Despite the many advantages available, foreign investors looking to start a business in Germany will need to have a thorough understanding of the procedures involved.

There are a number of hurdles that can be difficult to navigate, largely due to Germany’s complex bureaucratic requirements. World Bank’s Doing Business Report 2020 ranked the country 125th out of 190 economies for difficulty in setting up a business, awarding it high scores for low setup cost and efficiency but a significantly lower score for complicated procedures.

For companies incorporating in Germany, there is a long list of requirements that all new entities must fulfil. For example, new companies must register with the local tax and trade offices, the local chamber of commerce, the commercial register and any relevant professional or industry organisations.

TMF Group helps you to set up operations in Germany while staying compliant with the latest local regulations. Our local experts will assist with your company expansion and ongoing growth.


1. What are the risks of doing business in Germany?

Starting a business in Germany can be challenging due to the complex bureaucratic processes involved. Companies must work through time-consuming procedures and navigate a complicated tax system that requires employees to put in a significant number of business hours in order to remain compliant.

2. What is the culture of doing business in Germany?

The German people value order, planning and professionalism. Companies setting up operations in Germany should adhere to their deeply held business values, such as always being punctual and reliable. Business meetings – especially in the initial stages – are generally formal and executives should always be addressed with their titles. Companies presenting proposals should come fully prepared and expect to have every aspect of the project examined.

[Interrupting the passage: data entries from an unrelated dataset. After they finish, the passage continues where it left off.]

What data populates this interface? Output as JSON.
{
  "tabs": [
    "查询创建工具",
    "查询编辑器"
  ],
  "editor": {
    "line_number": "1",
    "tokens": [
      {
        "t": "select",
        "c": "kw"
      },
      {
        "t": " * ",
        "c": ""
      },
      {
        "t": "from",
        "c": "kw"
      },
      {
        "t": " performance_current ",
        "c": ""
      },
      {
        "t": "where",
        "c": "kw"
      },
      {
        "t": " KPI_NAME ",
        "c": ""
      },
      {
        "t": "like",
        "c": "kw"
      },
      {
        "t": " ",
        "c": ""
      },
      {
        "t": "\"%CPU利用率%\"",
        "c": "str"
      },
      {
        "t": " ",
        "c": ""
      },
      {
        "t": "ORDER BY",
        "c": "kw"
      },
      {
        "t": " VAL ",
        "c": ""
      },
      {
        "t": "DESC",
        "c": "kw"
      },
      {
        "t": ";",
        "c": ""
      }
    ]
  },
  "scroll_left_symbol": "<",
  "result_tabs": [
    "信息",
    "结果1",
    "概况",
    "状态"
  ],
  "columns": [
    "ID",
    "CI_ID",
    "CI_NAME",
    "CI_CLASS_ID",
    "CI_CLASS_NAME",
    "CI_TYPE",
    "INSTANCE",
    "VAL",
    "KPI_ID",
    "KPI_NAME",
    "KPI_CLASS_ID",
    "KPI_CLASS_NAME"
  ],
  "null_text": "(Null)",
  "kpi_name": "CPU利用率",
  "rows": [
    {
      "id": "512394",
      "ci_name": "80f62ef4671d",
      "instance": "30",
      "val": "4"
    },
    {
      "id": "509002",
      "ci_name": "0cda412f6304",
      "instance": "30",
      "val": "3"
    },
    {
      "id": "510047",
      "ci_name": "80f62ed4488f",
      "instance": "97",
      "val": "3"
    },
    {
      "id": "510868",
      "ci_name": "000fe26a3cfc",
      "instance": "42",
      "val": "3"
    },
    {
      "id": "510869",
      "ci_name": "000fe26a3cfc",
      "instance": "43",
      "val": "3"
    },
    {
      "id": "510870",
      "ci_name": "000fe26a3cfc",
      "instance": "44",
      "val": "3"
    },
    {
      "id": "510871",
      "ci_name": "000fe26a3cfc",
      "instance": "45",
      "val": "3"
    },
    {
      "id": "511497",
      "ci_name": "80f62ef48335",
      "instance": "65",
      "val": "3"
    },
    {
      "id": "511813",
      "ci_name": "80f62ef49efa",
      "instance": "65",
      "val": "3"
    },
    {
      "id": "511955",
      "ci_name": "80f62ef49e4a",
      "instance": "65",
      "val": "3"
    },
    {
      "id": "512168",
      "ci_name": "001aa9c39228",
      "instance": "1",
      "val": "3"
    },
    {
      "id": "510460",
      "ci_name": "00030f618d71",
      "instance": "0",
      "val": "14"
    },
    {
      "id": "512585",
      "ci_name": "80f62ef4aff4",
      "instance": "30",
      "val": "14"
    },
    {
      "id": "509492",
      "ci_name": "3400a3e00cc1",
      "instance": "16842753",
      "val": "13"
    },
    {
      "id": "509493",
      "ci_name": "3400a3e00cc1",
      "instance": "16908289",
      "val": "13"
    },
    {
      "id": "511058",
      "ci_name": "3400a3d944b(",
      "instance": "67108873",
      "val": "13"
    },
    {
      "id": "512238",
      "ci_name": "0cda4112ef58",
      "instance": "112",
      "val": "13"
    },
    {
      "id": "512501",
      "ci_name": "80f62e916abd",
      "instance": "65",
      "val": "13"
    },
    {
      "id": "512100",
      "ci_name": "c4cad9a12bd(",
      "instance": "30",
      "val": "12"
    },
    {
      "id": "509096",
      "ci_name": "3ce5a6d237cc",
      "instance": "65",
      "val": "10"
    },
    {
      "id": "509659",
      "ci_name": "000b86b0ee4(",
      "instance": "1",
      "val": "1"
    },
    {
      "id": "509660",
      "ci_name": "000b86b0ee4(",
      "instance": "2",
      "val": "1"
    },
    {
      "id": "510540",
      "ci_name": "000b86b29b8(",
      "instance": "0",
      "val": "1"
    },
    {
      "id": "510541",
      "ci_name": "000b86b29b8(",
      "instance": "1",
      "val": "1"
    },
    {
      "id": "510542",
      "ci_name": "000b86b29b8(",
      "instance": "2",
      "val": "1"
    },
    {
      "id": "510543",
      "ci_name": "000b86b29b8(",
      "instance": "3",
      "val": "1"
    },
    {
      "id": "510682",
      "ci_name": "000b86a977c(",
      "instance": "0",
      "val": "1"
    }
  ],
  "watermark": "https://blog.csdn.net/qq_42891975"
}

3. What are the costs of doing business in Germany?

The formation of a private limited company (GmbH) costs approximately €800 and the minimum share capital required is €25,000.

4. What are the benefits of doing business in Germany?

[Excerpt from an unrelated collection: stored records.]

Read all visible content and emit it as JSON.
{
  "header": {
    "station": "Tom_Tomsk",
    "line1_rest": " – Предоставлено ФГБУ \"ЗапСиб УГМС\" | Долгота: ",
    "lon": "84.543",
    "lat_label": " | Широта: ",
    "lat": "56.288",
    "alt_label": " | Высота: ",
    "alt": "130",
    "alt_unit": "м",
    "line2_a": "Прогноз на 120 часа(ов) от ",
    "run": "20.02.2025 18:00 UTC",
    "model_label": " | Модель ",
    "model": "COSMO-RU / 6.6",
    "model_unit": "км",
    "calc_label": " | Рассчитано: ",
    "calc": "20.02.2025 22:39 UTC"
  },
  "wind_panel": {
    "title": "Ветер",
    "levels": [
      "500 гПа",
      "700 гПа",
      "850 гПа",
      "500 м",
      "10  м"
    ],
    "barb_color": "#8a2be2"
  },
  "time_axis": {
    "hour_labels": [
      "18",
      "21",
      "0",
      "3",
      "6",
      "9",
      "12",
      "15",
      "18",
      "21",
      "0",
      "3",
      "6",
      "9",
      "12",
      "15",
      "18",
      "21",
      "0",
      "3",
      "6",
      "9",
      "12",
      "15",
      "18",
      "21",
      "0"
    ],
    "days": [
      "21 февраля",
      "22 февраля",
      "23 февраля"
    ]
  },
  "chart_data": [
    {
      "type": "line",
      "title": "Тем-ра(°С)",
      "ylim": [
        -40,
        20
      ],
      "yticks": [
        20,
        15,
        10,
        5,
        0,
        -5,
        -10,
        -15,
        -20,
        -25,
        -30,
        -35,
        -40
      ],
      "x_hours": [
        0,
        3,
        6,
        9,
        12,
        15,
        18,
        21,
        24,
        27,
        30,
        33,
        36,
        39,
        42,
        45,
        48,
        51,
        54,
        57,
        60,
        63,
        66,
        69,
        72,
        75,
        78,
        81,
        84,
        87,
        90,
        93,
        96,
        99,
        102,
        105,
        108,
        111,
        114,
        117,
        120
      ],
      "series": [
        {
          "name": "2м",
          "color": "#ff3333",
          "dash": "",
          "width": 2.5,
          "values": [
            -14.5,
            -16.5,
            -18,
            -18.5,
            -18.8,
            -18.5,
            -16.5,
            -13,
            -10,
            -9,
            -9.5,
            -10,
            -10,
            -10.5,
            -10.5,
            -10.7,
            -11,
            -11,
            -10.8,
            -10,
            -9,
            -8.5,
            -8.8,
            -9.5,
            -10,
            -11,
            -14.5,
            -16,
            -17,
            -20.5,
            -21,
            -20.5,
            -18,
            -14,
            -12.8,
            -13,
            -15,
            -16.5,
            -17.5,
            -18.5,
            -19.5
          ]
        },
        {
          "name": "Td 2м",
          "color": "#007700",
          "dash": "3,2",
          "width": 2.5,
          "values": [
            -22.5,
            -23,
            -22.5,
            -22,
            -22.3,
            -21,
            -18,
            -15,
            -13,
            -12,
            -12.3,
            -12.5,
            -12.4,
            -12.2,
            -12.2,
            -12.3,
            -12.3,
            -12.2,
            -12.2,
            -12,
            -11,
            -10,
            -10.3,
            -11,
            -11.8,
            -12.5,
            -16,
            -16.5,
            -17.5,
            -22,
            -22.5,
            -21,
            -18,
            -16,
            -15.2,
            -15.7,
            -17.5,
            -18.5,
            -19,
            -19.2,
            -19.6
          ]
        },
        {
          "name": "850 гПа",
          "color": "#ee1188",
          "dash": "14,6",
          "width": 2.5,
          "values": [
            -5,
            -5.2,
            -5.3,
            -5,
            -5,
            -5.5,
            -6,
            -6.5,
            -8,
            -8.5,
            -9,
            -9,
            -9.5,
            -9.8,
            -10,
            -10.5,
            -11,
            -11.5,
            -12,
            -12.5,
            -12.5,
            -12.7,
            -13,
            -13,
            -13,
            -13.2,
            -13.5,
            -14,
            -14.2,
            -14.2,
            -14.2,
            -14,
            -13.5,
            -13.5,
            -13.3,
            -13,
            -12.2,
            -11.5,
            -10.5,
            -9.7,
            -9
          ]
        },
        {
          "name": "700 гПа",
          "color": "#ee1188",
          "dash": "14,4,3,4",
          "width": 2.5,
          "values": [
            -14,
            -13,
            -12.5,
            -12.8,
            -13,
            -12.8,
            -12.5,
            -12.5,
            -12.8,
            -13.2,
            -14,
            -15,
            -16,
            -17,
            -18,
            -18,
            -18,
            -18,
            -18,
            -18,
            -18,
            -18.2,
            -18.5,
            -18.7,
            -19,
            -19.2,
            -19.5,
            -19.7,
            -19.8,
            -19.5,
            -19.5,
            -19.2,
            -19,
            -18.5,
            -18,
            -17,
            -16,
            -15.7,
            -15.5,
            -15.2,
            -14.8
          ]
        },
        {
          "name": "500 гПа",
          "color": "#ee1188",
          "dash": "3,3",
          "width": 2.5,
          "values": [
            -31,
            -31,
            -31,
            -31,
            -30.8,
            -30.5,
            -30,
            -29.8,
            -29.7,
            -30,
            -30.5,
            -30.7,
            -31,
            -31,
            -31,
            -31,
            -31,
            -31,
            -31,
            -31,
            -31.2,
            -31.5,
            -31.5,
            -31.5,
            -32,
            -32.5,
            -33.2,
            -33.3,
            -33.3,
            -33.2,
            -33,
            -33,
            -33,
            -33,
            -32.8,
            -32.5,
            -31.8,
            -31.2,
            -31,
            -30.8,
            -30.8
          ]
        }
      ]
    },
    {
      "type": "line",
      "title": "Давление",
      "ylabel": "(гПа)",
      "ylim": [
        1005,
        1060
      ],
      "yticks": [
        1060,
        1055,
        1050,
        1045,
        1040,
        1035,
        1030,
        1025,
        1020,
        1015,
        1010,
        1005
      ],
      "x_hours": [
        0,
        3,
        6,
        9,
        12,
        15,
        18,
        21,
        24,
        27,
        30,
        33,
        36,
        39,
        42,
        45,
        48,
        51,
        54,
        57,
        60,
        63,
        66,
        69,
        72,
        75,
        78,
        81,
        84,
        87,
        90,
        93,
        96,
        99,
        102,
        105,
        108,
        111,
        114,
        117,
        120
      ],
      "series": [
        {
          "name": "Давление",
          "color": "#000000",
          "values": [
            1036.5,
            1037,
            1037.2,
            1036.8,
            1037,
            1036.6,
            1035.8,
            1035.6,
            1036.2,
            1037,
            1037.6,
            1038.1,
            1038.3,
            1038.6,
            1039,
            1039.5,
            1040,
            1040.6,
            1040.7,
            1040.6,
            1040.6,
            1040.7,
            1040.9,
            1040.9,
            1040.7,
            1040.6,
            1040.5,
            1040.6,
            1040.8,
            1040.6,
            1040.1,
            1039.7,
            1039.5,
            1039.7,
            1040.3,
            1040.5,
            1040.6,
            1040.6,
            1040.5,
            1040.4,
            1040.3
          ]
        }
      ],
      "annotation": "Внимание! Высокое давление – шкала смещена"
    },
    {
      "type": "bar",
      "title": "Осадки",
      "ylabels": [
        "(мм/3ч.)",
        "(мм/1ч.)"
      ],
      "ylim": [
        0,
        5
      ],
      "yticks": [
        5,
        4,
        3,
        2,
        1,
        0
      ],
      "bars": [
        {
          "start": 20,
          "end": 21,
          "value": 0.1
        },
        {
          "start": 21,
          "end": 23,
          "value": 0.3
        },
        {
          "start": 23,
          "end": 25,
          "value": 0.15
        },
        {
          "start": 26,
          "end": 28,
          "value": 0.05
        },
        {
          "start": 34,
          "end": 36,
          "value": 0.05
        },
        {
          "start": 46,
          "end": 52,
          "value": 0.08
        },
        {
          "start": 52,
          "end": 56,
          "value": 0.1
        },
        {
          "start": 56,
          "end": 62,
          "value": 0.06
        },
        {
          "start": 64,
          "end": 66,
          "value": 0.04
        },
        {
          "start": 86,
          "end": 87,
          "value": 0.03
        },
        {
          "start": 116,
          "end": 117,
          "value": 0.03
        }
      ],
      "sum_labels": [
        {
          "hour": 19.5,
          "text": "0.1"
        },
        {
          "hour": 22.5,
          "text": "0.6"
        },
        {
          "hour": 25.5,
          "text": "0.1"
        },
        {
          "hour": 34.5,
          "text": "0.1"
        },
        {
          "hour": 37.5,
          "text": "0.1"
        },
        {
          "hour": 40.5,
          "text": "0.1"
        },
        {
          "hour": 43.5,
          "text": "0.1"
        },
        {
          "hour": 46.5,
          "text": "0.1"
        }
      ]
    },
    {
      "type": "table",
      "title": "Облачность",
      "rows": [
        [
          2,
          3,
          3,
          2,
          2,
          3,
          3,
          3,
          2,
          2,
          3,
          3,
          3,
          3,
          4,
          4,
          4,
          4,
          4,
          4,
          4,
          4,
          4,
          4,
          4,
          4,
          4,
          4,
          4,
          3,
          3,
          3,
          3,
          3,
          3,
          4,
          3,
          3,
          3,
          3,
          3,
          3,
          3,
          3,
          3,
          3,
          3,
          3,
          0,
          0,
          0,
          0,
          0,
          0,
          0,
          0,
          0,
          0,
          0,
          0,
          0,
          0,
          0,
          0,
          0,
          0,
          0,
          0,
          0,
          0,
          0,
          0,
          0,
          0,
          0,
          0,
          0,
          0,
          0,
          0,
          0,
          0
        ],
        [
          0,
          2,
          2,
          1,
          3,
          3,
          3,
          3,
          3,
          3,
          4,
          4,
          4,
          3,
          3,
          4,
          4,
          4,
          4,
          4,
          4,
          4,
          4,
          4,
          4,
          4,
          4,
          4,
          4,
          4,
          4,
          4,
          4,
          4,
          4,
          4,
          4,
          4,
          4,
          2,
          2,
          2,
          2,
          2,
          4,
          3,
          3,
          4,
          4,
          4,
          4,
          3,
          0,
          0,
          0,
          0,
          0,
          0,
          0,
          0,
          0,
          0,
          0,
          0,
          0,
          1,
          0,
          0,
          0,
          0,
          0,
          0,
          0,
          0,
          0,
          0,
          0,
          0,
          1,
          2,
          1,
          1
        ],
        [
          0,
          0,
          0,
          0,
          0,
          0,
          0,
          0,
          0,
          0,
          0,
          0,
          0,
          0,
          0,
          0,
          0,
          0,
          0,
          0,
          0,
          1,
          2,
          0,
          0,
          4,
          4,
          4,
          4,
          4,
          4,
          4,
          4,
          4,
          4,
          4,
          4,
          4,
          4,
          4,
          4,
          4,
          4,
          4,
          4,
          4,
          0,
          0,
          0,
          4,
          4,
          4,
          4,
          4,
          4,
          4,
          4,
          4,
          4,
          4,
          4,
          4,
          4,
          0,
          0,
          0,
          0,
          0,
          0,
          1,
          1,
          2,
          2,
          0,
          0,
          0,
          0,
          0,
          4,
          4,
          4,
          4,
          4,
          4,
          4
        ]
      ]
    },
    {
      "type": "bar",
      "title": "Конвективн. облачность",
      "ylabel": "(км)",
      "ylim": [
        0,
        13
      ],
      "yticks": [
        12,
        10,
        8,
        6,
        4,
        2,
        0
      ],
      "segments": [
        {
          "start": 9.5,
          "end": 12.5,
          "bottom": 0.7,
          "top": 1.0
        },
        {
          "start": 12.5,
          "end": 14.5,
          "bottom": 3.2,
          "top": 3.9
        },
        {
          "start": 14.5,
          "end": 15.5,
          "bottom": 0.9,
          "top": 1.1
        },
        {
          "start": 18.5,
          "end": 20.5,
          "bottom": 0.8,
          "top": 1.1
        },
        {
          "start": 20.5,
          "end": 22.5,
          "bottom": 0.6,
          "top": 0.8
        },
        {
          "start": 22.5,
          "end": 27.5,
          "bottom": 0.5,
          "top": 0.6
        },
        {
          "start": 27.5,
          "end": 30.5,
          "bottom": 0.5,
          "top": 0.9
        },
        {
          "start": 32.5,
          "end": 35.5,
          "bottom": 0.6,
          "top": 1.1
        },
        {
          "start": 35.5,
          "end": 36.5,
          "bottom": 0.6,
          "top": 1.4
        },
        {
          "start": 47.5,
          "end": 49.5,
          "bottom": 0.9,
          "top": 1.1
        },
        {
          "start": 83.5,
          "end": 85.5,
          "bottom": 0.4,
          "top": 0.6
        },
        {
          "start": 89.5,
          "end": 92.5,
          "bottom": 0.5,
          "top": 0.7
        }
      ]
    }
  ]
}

Germany is one of the most stable trading economies in the world and offers foreign investors a well-developed infrastructure and a secure political framework. The country’s strong legal system ensures that companies are protected by the many corporate laws and have the ability to quickly enforce their rights. Germany is also the third largest exporter in the world and has a high income population with an excellent standard of living, allowing companies to harness significant purchasing power both within the country and the EU.

5. What is it like to do business in Germany?

Doing business in Germany is generally regarded as secure and relatively simple, providing you have a thorough understanding of the legislations and regulations involved. The country’s large and diverse economy is supported by highly-skilled workers, a positive social environment and a history of peerless innovation and development.